At some point it might be appropriate to delegate control of 
URN NID space to ICANN rather than IANA,  precisely because of
the ICANN social structure. But it's difficult to see why this would 
be useful - or what difference it would make - in the near term.  
IIRC, there are already visibility, public review, and multiple levels 
of appeal for URN namespace review.  And ICANN currently has the 
contract to run IANA, so the same people would handle the assignment 
in either case.


> 5. In this "waiting", web sites fail to learn to use HTTP redirects properly
>  (eg http://www.isi.edu/div7/iana/)  and browsers fail to distinguish a
>   "found" lookup and a "moved" redirection, making understanding of the
> semantics  of HTTP in the community worse.

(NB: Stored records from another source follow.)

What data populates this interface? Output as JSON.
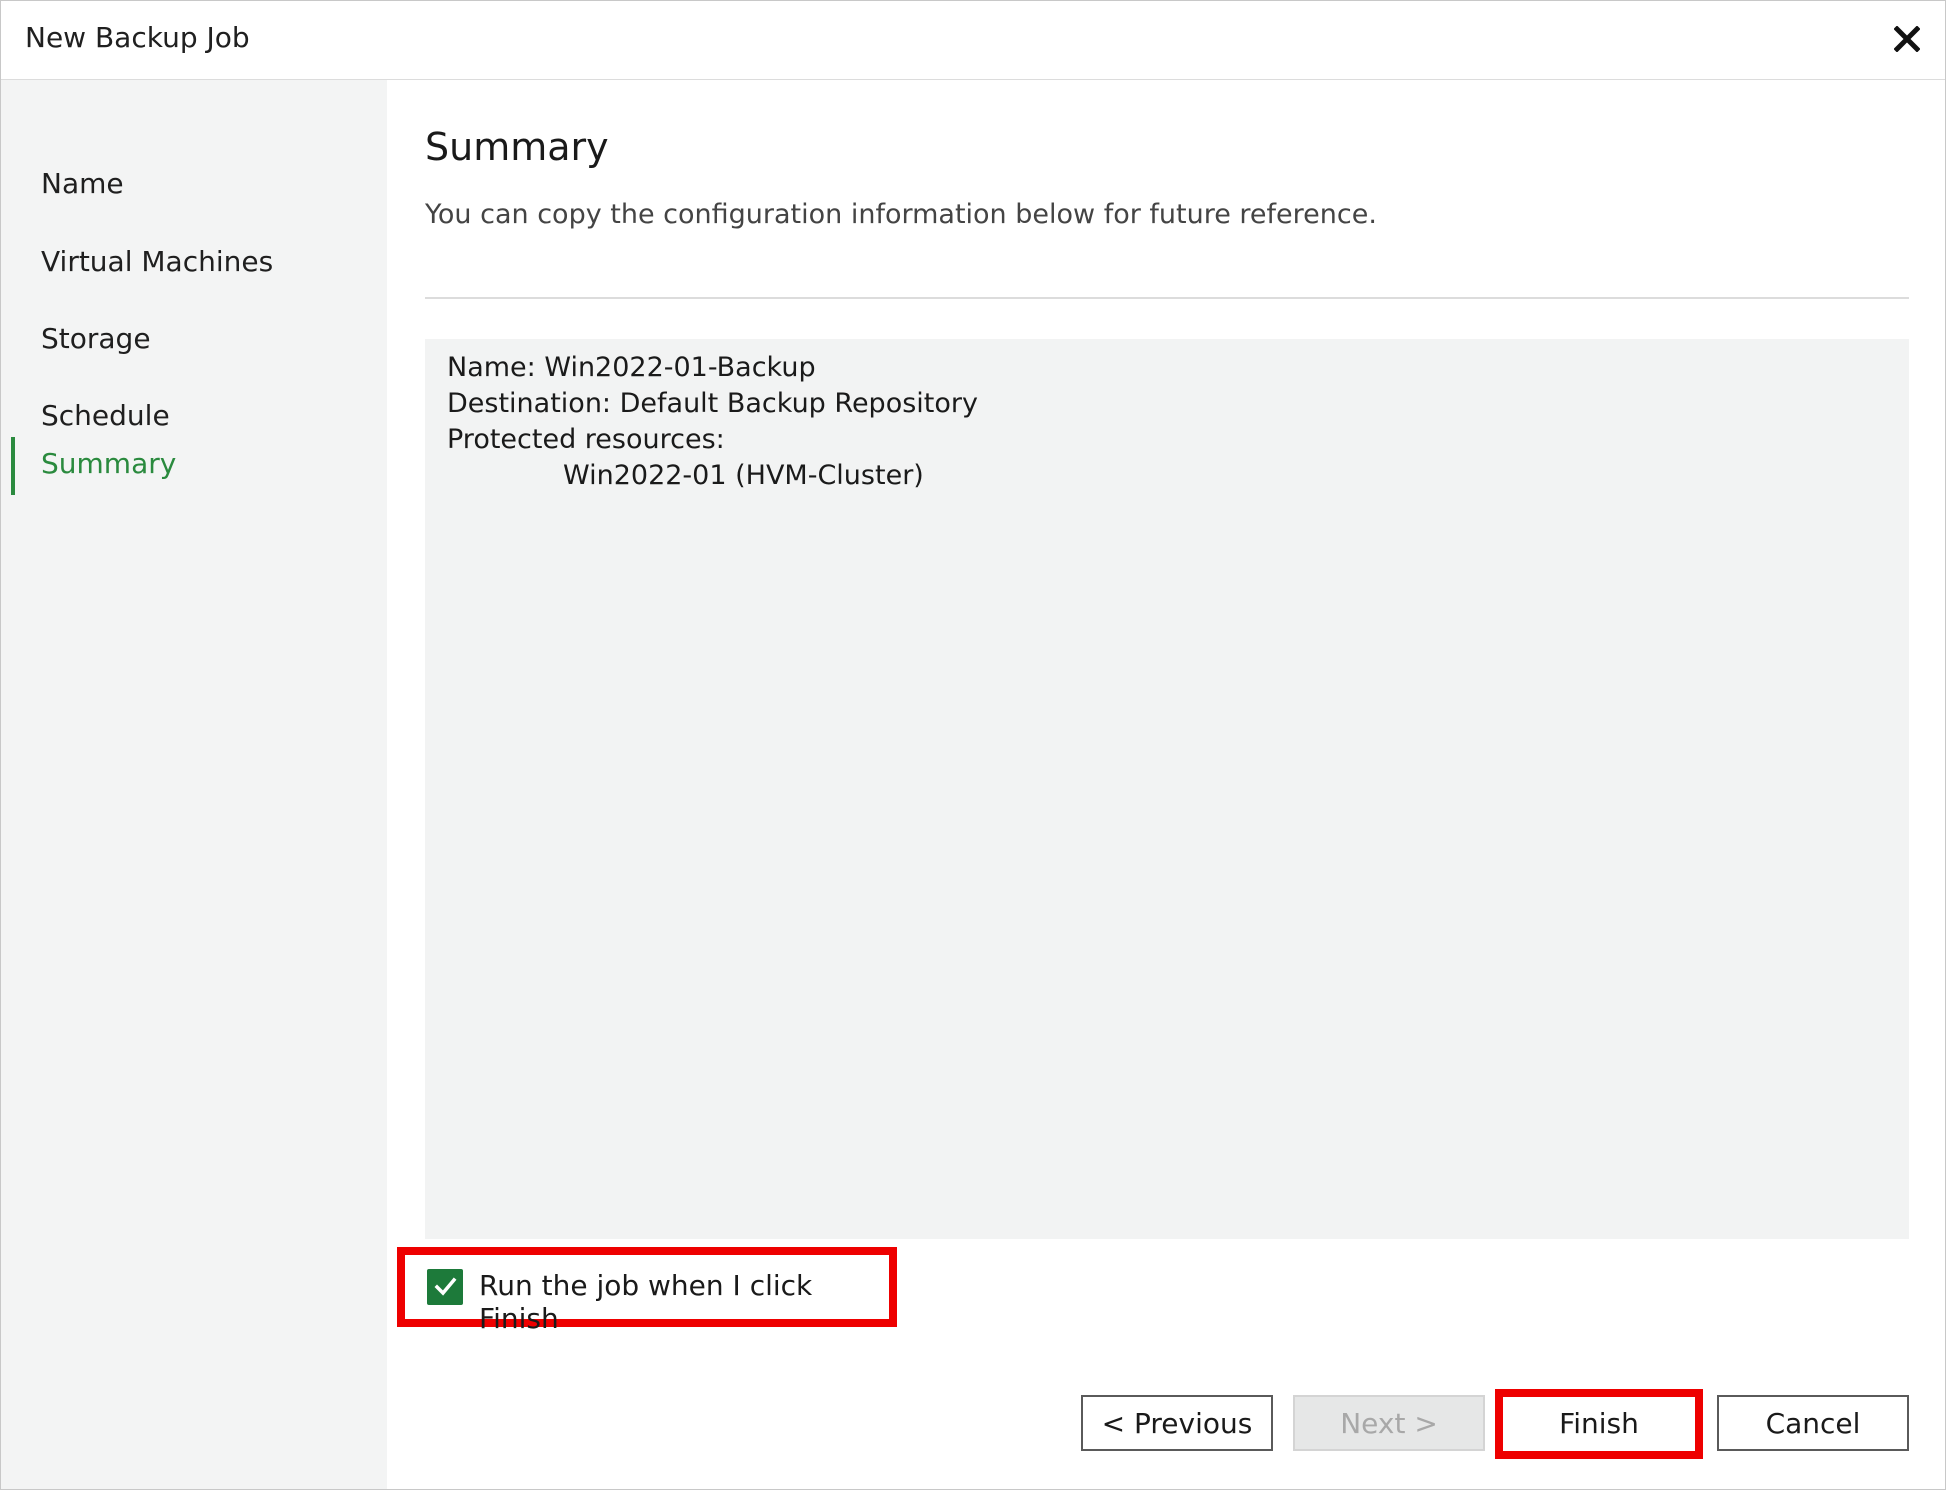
{
  "window": {
    "title": "New Backup Job"
  },
  "sidebar": {
    "items": [
      {
        "label": "Name",
        "active": false
      },
      {
        "label": "Virtual Machines",
        "active": false
      },
      {
        "label": "Storage",
        "active": false
      },
      {
        "label": "Schedule",
        "active": false
      },
      {
        "label": "Summary",
        "active": true
      }
    ]
  },
  "main": {
    "title": "Summary",
    "description": "You can copy the configuration information below for future reference.",
    "summary_lines": [
      "Name: Win2022-01-Backup",
      "Destination: Default Backup Repository",
      "Protected resources:",
      "Win2022-01 (HVM-Cluster)"
    ],
    "run_job_checkbox": {
      "label": "Run the job when I click Finish",
      "checked": true
    }
  },
  "buttons": {
    "previous": "< Previous",
    "next": "Next >",
    "finish": "Finish",
    "cancel": "Cancel"
  },
  "icons": {
    "close": "close-icon",
    "check": "checkmark-icon"
  },
  "colors": {
    "accent": "#2a8a3e",
    "checkbox": "#1d7a3a",
    "highlight": "#ee0000",
    "summary_bg": "#f2f3f3",
    "sidebar_bg": "#f3f4f4"
  }
}
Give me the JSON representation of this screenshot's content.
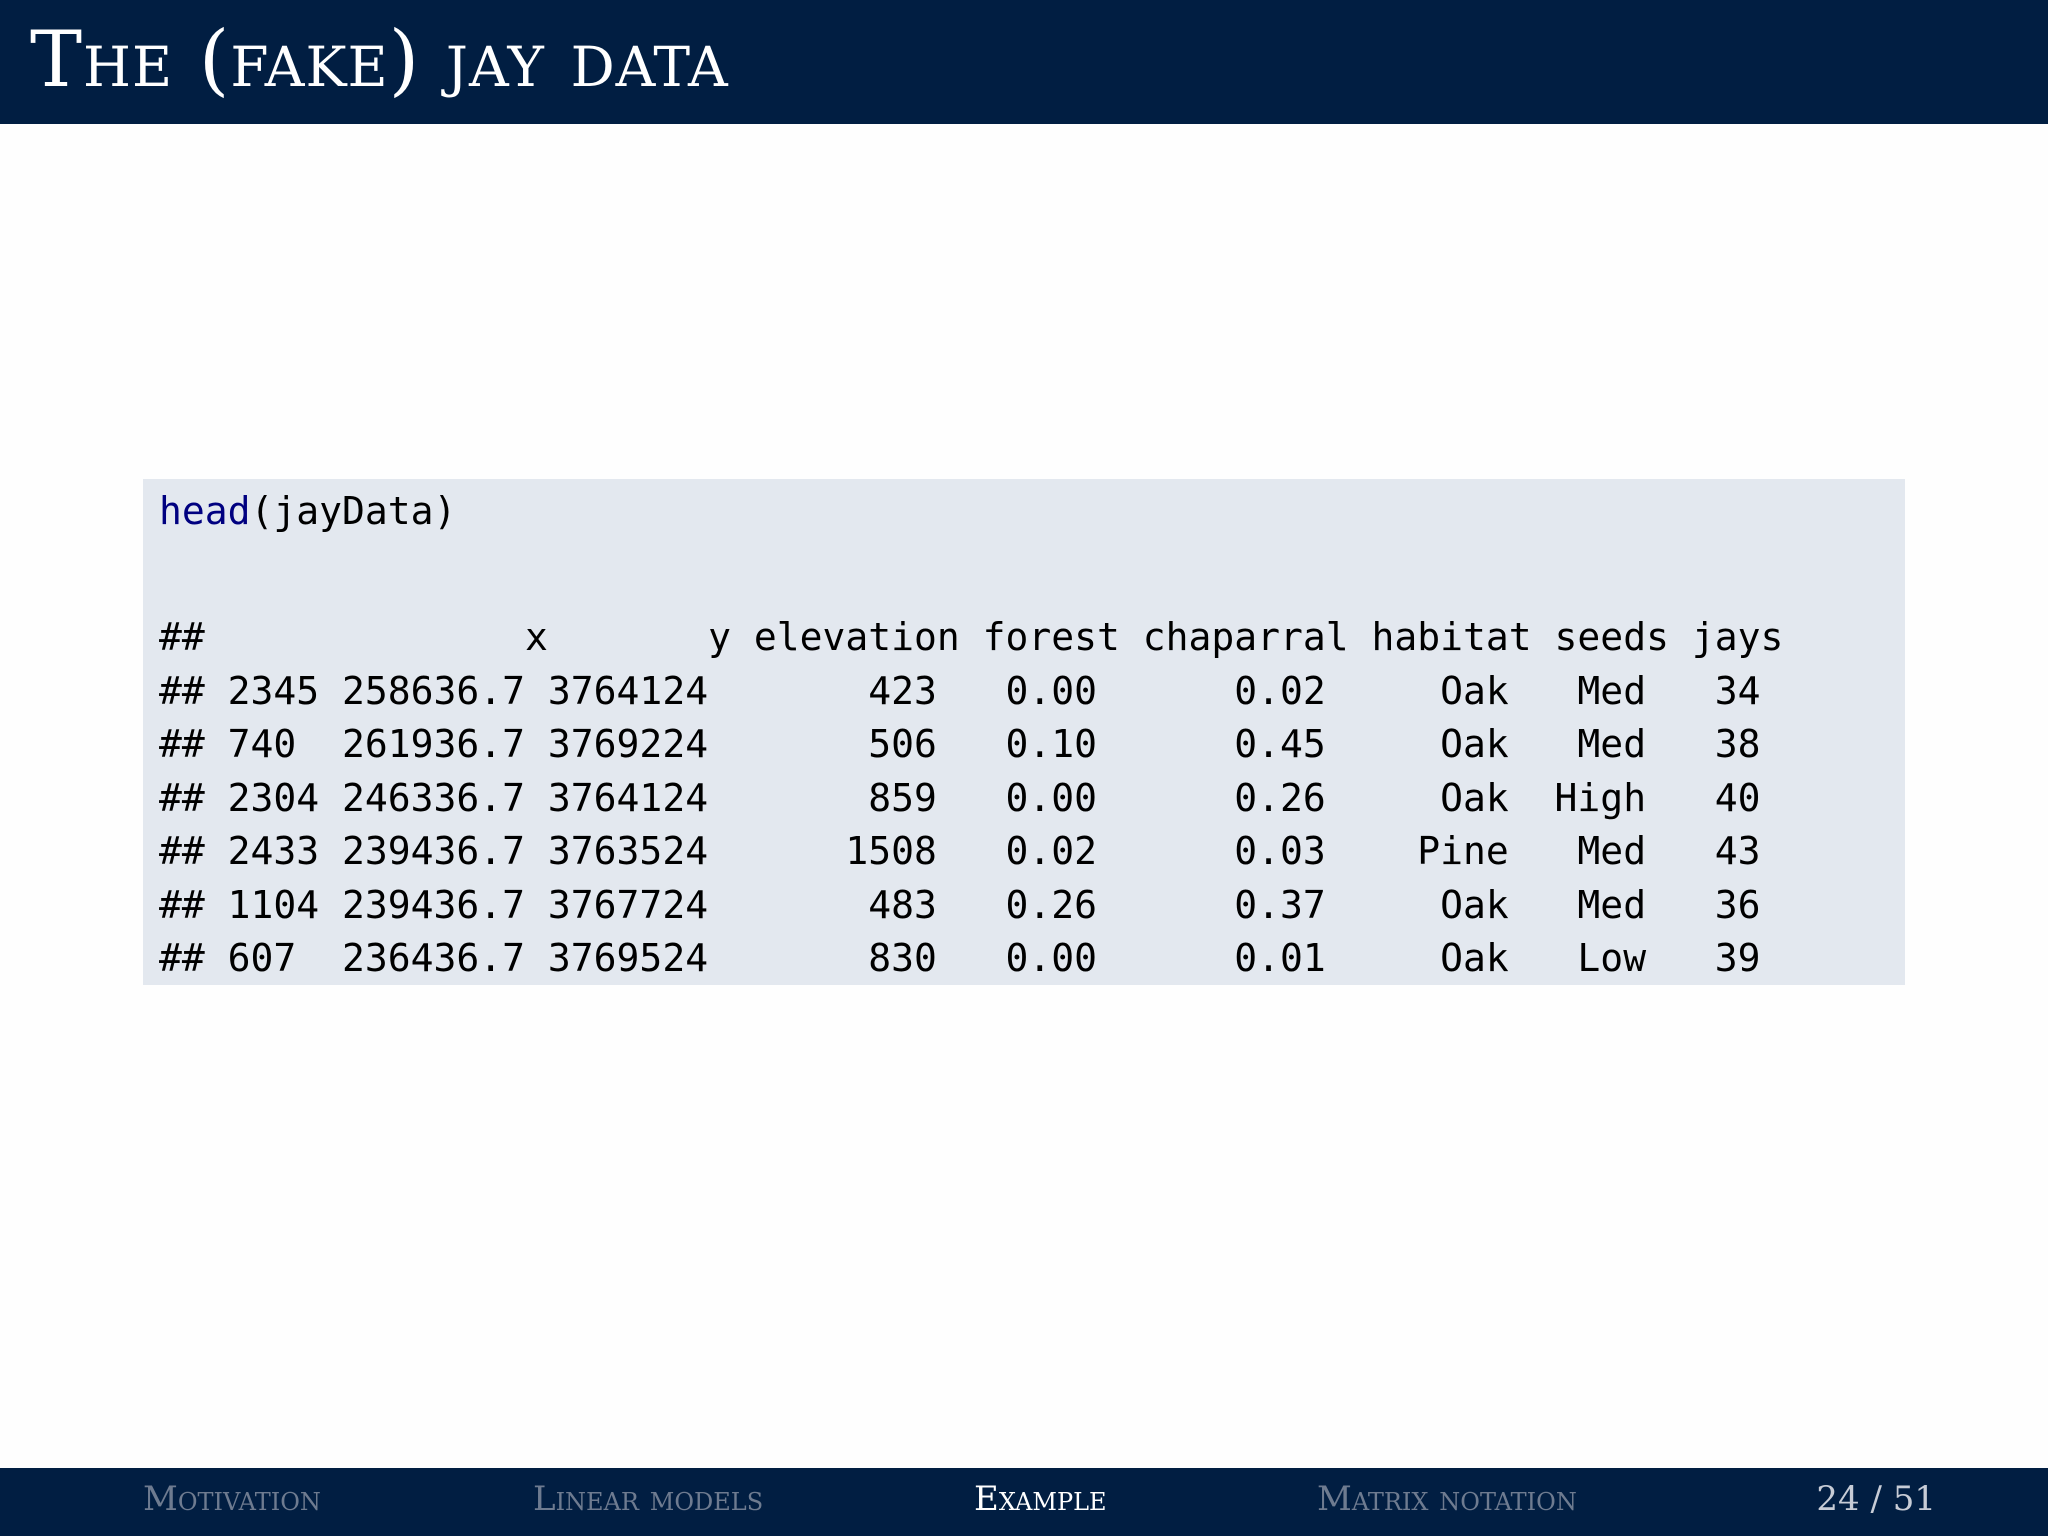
{
  "slide": {
    "title": "The (fake) jay data"
  },
  "code": {
    "function": "head",
    "args": "(jayData)",
    "output_lines": [
      "##              x       y elevation forest chaparral habitat seeds jays",
      "## 2345 258636.7 3764124       423   0.00      0.02     Oak   Med   34",
      "## 740  261936.7 3769224       506   0.10      0.45     Oak   Med   38",
      "## 2304 246336.7 3764124       859   0.00      0.26     Oak  High   40",
      "## 2433 239436.7 3763524      1508   0.02      0.03    Pine   Med   43",
      "## 1104 239436.7 3767724       483   0.26      0.37     Oak   Med   36",
      "## 607  236436.7 3769524       830   0.00      0.01     Oak   Low   39"
    ]
  },
  "footer": {
    "sections": [
      {
        "label": "Motivation"
      },
      {
        "label": "Linear models"
      },
      {
        "label": "Example"
      },
      {
        "label": "Matrix notation"
      }
    ],
    "page": "24 / 51"
  },
  "colors": {
    "title_bar": "#011e42",
    "code_background": "#e3e8ef",
    "function_name": "#000080",
    "footer_inactive": "#6e7b90",
    "footer_active": "#ffffff"
  }
}
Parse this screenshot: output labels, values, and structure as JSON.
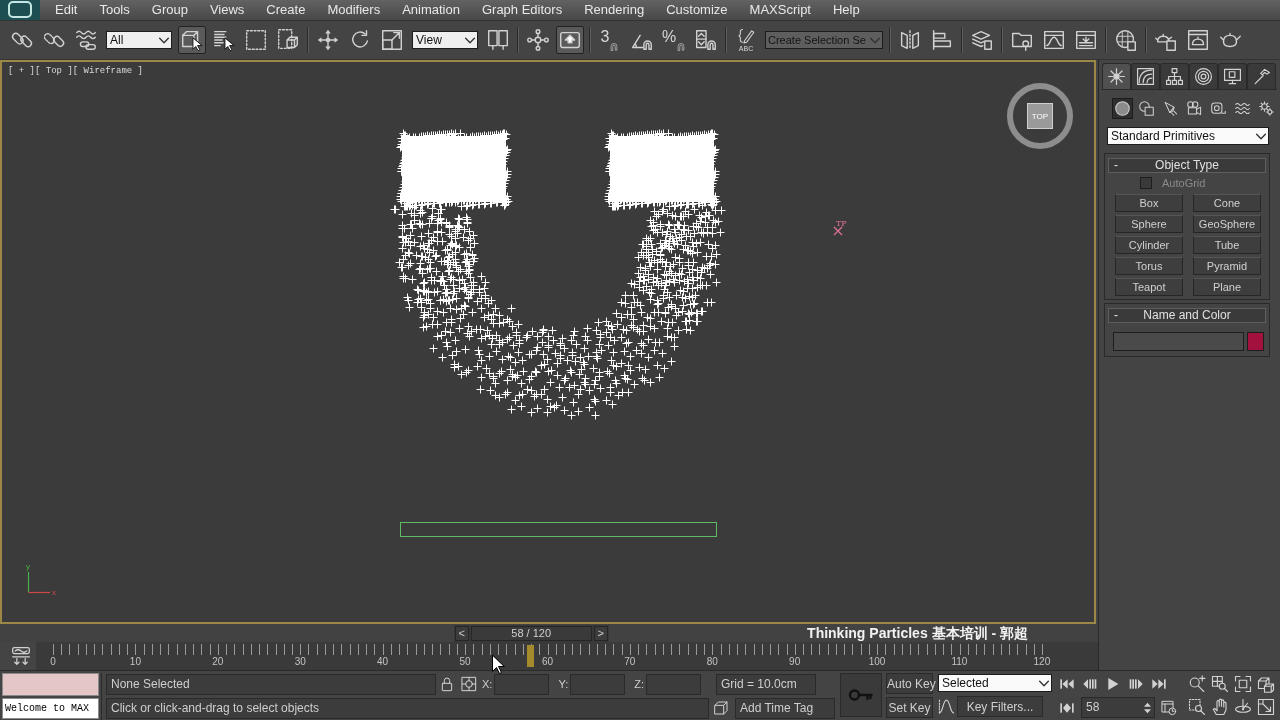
{
  "menu_bar": {
    "items": [
      "Edit",
      "Tools",
      "Group",
      "Views",
      "Create",
      "Modifiers",
      "Animation",
      "Graph Editors",
      "Rendering",
      "Customize",
      "MAXScript",
      "Help"
    ]
  },
  "main_toolbar": [
    {
      "kind": "button",
      "pressed": false
    },
    {
      "kind": "button",
      "pressed": false
    },
    {
      "kind": "button",
      "pressed": false
    },
    {
      "kind": "dropdown",
      "value": "All"
    },
    {
      "kind": "button",
      "pressed": true
    },
    {
      "kind": "button",
      "pressed": false
    },
    {
      "kind": "button",
      "pressed": false
    },
    {
      "kind": "button",
      "pressed": false
    },
    {
      "kind": "separator"
    },
    {
      "kind": "button",
      "pressed": false
    },
    {
      "kind": "button",
      "pressed": false
    },
    {
      "kind": "button",
      "pressed": false
    },
    {
      "kind": "dropdown",
      "value": "View"
    },
    {
      "kind": "button",
      "pressed": false
    },
    {
      "kind": "separator"
    },
    {
      "kind": "button",
      "pressed": false
    },
    {
      "kind": "button",
      "pressed": true
    },
    {
      "kind": "separator"
    },
    {
      "kind": "glyph_button",
      "glyph": "3",
      "pressed": false
    },
    {
      "kind": "button",
      "pressed": false
    },
    {
      "kind": "glyph_button",
      "glyph": "%",
      "pressed": false
    },
    {
      "kind": "button",
      "pressed": false
    },
    {
      "kind": "separator"
    },
    {
      "kind": "caption_button",
      "caption": "ABC",
      "pressed": false
    },
    {
      "kind": "combo",
      "value": "Create Selection Se"
    },
    {
      "kind": "separator"
    },
    {
      "kind": "button",
      "pressed": false
    },
    {
      "kind": "button",
      "pressed": false
    },
    {
      "kind": "separator"
    },
    {
      "kind": "button",
      "pressed": false
    },
    {
      "kind": "separator"
    },
    {
      "kind": "button",
      "pressed": false
    },
    {
      "kind": "button",
      "pressed": false
    },
    {
      "kind": "button",
      "pressed": false
    },
    {
      "kind": "separator"
    },
    {
      "kind": "button",
      "pressed": false
    },
    {
      "kind": "separator"
    },
    {
      "kind": "button",
      "pressed": false
    },
    {
      "kind": "button",
      "pressed": false
    },
    {
      "kind": "button",
      "pressed": false
    }
  ],
  "viewport": {
    "label": "[ + ][ Top ][ Wireframe ]",
    "active": true,
    "view_cube": {
      "label": "TOP"
    },
    "helper_label": "TP",
    "axis": {
      "x_label": "x",
      "y_label": "y"
    }
  },
  "command_panel": {
    "tabs": [
      {
        "selected": true
      },
      {
        "selected": false
      },
      {
        "selected": false
      },
      {
        "selected": false
      },
      {
        "selected": false
      },
      {
        "selected": false
      }
    ],
    "categories": [
      {
        "selected": true
      },
      {
        "selected": false
      },
      {
        "selected": false
      },
      {
        "selected": false
      },
      {
        "selected": false
      },
      {
        "selected": false
      },
      {
        "selected": false
      }
    ],
    "category_dropdown": {
      "value": "Standard Primitives"
    },
    "rollouts": [
      {
        "kind": "object_type",
        "collapse": "-",
        "title": "Object Type",
        "autogrid": {
          "label": "AutoGrid",
          "checked": false
        },
        "buttons": [
          "Box",
          "Cone",
          "Sphere",
          "GeoSphere",
          "Cylinder",
          "Tube",
          "Torus",
          "Pyramid",
          "Teapot",
          "Plane"
        ]
      },
      {
        "kind": "name_and_color",
        "collapse": "-",
        "title": "Name and Color",
        "color": "#a3123f"
      }
    ]
  },
  "time_slider": {
    "previous": "<",
    "position": "58 / 120",
    "next": ">",
    "level": 0.483
  },
  "video_caption": "Thinking Particles 基本培训 - 郭超",
  "track_bar": {
    "labels": [
      "0",
      "10",
      "20",
      "30",
      "40",
      "50",
      "60",
      "70",
      "80",
      "90",
      "100",
      "110",
      "120"
    ]
  },
  "status_bar": {
    "listener": {
      "output": "Welcome to MAX"
    },
    "selection": "None Selected",
    "prompt": "Click or click-and-drag to select objects",
    "coordinates": [
      {
        "label": "X:"
      },
      {
        "label": "Y:"
      },
      {
        "label": "Z:"
      }
    ],
    "grid": "Grid = 10.0cm",
    "time_tag": "Add Time Tag",
    "auto_key": {
      "label": "Auto Key",
      "on": false
    },
    "set_key": {
      "label": "Set Key"
    },
    "key_set": {
      "value": "Selected"
    },
    "key_filters": {
      "label": "Key Filters..."
    },
    "frame": {
      "value": "58"
    }
  }
}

in general there seems to be a lag - often measured in many years -  
between the time that protocol features are developed and the time
that it takes for implementors to get the subtle features right,
and even more time before users to figure out how to use them properly.
(and the two happen in strict order - users won't utilize them
until vendors get their implementations right)

so if "serious archive maintainers" aren't providing persistence
for HTTP-accessible resources using HTTP-accessible features
(to the degree that this is feasible)  then my guess is that it's
because they don't yet understand how to use those HTTP features,
and that this is largely because the browsers don't implement them 
properly.  And I don't see how the presence or absence of URNs has much 
effect on whether browser vendors implement redirects correctly for HTTP.


Keith
Received on Wednesday, 1 December 1999 17:07:12 UTC